Avez-vous eu des contacts avec les autorités académiques de l’ULB ?
P.M : Non. Je n’ai eu aucun contact avec les autorités, parce que cela n’est pas directement de mon ressort.
Comment cette affaire est-elle perçue au sein de votre commune de Molenbeek et plus généralement dans la population belgo-musulmane ?
P.M : Cela va être très mal perçu. Cette affaire sera perçue comme un acte supplémentaire d’hostilité à l’égard de populations qui, dans leur immense majorité, ne souhaitent qu’une chose : vivre dans la paix et l’harmonie avec leur pays d’accueil ou le pays dans lequel elles sont nées. Pour ces personnes, la Belgique est leur pays, point à la ligne !
Vous êtes à l’origine de la loi Moureaux (1981) réprimant les actes de racisme et de xénophobie en Belgique. Cette affaire relève-t-elle d’une islamophobie sournoise voire d’un racisme anti-arabe ?

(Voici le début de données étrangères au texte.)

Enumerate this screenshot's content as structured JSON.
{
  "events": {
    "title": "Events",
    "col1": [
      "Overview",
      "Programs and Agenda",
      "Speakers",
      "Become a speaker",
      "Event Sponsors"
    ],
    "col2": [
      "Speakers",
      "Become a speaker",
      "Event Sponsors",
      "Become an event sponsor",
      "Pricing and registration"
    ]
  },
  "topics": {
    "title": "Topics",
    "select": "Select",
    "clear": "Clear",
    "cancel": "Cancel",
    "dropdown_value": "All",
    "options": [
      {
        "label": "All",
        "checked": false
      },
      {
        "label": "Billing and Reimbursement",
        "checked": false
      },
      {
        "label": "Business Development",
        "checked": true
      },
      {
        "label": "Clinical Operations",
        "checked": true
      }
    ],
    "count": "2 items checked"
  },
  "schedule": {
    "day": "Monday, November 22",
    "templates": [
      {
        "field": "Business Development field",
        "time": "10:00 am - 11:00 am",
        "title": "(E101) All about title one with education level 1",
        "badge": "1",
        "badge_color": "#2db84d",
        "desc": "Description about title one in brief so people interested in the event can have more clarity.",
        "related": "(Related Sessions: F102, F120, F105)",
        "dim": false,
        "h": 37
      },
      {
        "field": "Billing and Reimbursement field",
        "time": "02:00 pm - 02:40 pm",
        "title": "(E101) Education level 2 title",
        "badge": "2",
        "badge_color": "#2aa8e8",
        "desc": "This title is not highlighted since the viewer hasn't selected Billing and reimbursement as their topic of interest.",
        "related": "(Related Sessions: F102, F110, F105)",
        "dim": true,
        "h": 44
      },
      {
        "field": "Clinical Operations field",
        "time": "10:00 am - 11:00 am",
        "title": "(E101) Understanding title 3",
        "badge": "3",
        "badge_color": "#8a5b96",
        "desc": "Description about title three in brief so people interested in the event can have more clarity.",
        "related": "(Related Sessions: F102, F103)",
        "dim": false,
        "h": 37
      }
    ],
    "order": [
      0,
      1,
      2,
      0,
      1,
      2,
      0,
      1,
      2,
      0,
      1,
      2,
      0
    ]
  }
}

P.M : Je pense que le profil des personnes qui vont dans le sens de cette interdiction sont très différents. Il y en a qui sont de bonne foi parce qu’ils ont été influencés par cette campagne anti-musulmane qui bat son plein dans les médias. Par contre, il y en a d’autres qui s’inscrivent effectivement dans des formes sournoises de discrimination. Les deux aspects existent et c’est toujours très difficile de démêler. Sur cette affaire, on ne peut pas dire de but en blanc qu’il s’agit de racisme pur. Je crois que c’est beaucoup plus complexe.
Tariq Ramadan estime que ses positions critiques à l’égard du gouvernement israélien expliquent l’hostilité que lui vouent certains intellectuels. Qu’en pensez-vous ?
P.M : Je crains qu’il ait raison …
Il y a plusieurs mois, la RTBF diffusait un numéro de Question à la Une portant sur « l’Islam radical » en Belgique et en France. Vous y étiez brièvement interviewé. Avez-vous vu l’émission et qu’en avez-vous pensé ?
P.M : Je ne l’ai pas vue, mais on m’en a parlé. On m’a confié qu’elle faisait malheureusement partie de ces campagnes anti-musulmanes dont je viens de vous parler. Ce genre d’émission est très significatif : ils sont venus m’interroger dans mon bureau pendant une demi-heure et ils en ont diffusé trente secondes. Etant donné que je tenais un discours d’ouverture, ça ne les intéressait pas …
- Cette interview datée du 5 mars 2007 a été refusée par Le Soir -
Philippe Moureaux : Mon sentiment, c’est une grande incompréhension dans ce qui me paraît être à la fois une erreur et une faute. Pour une Université qui se réclame du libre examen, refuser la parole à quelqu’un me paraît difficilement compréhensible. A l’exception, bien entendu, des cas qui relèvent de personnes qui dispensent des discours racistes. Mais en l’occurrence, je pense qu’il s’agit d’une forme d’injure à l’intelligence que de refuser de discuter avec M. Ramadan. C’est une personne que j’ai déjà eu l’occasion d’entendre. J’ai assisté à une conférence qu’il donnait dans une salle du centre de Bruxelles devant une assemblée composée essentiellement de personnes de confession musulmane. J’ai trouvé son discours - qui n’est pas le mien - intéressant et celui-ci mérite vraiment débat. En conséquence, je suis attristé par ce qui vient de se passer dans mon Université.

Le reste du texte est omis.